Purpose: To determine the association of antineutrophil cytoplasmic antibodies (ANCA) and leukotriene receptor antagonists with disease activity in a large series of patients with Churg-Strauss syndrome.
Methods: Potential subjects were identified by a computerized search of the Mayo Clinic Rochester database for the years 1990 to 2000. Patients meeting one of three classification schemes for Churg-Strauss syndrome were included.

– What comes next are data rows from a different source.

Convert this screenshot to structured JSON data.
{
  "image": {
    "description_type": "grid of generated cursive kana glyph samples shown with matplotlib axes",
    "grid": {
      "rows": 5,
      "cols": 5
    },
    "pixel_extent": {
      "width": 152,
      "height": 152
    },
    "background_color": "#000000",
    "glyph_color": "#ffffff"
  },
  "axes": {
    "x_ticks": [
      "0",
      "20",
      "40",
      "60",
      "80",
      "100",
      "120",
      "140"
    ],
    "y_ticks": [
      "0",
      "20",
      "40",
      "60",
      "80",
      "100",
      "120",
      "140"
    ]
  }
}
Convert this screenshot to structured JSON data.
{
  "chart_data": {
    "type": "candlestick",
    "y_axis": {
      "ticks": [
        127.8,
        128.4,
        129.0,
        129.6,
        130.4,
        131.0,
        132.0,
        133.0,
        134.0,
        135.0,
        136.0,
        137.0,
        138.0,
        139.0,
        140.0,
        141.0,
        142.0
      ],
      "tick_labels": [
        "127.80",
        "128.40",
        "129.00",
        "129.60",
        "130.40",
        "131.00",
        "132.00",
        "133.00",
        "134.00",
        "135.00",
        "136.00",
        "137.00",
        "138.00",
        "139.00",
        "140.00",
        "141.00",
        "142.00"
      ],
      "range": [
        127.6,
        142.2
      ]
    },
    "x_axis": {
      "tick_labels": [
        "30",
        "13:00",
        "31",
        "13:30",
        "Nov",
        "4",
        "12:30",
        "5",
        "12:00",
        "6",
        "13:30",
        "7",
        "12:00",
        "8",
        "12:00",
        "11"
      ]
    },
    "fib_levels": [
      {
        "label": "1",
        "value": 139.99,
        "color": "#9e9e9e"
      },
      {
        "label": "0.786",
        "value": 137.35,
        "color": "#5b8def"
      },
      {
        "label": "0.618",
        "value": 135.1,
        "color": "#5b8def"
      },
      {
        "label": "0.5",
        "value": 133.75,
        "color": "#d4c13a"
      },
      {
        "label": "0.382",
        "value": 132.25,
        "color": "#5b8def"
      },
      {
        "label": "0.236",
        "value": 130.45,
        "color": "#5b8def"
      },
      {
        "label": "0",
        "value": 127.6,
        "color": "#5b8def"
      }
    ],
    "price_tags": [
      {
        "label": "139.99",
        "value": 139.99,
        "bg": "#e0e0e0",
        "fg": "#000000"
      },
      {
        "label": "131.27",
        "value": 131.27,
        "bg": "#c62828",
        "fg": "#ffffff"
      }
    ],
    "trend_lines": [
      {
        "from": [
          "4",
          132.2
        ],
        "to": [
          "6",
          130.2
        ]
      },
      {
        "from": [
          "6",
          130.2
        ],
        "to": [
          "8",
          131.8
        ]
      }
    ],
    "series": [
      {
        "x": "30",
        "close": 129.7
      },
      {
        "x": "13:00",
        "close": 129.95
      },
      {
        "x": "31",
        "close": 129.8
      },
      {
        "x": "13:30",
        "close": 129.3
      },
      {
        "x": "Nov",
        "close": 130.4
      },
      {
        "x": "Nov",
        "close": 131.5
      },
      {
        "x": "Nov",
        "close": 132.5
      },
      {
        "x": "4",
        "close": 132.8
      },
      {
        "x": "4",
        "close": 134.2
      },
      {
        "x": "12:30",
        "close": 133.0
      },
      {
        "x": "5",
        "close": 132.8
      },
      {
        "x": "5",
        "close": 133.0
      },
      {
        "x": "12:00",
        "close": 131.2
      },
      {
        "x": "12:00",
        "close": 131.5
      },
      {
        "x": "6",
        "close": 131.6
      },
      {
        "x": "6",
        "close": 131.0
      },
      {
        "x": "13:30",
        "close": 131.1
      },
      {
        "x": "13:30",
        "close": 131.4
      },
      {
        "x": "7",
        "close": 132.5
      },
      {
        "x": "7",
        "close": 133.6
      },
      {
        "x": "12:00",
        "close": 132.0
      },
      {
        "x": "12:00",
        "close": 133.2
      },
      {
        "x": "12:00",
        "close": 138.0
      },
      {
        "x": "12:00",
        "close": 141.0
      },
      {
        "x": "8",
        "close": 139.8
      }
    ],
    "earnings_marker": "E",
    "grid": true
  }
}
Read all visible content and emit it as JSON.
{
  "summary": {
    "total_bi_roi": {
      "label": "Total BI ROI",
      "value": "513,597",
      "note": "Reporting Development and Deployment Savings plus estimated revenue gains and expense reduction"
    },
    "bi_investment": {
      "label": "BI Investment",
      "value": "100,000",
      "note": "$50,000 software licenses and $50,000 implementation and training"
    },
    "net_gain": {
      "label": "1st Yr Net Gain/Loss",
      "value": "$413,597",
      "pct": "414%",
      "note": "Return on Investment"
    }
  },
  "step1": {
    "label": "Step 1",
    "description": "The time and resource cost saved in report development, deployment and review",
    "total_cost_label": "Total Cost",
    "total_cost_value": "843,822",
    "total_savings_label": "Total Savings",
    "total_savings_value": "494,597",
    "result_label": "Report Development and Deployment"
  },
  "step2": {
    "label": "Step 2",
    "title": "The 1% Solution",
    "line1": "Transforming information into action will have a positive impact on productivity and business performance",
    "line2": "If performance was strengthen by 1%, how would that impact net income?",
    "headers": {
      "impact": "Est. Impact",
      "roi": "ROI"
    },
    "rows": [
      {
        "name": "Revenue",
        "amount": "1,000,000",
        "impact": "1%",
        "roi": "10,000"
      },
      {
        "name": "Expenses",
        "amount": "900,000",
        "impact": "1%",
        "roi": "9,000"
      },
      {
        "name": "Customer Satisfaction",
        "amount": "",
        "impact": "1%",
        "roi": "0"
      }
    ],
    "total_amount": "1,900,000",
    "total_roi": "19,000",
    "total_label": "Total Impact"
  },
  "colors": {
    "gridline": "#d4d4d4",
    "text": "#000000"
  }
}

Results: Ninety-one patients met the inclusion criteria. Clinical manifestations were similar to those in previous reports. Mortality was similar to that in the general population. ANCA testing was performed in 74 patients. Seventy-three percent (n = 22) of the 30 patients tested before therapy were ANCA positive, as were 75% (n = 12) of the 16 patients tested during a disease flare. In comparison, 16% (n = 8) of the 49 tested during remission were ANCA positive. Serial measurements indicated a correlation of ANCA levels with disease activity. Central nervous system involvement was the only clinical manifestation that correlated with ANCA status (P = 0.05). Twenty-three patients received leukotriene receptor antagonists, of whom 16 (70%) began treatment before diagnosis and 6 (27%) began during remission. Two of those treated after diagnosis relapsed. In 1 patient the relation between disease and leukotriene receptor antagonist use could not be determined. Use of leukotriene receptor antagonists did not affect the time between onset of asthma and manifestations of vasculitis, and was not correlated with organ manifestations, except sinus disease.
Conclusion: No one classification scheme identified all patients. Churg-Strauss syndrome has a better prognosis than other ANCA-associated vasculitides. ANCA status correlates with disease activity, whereas a pathogenic role for leukotriene receptor antagonists in the development of Churg-Strauss syndrome was not noted.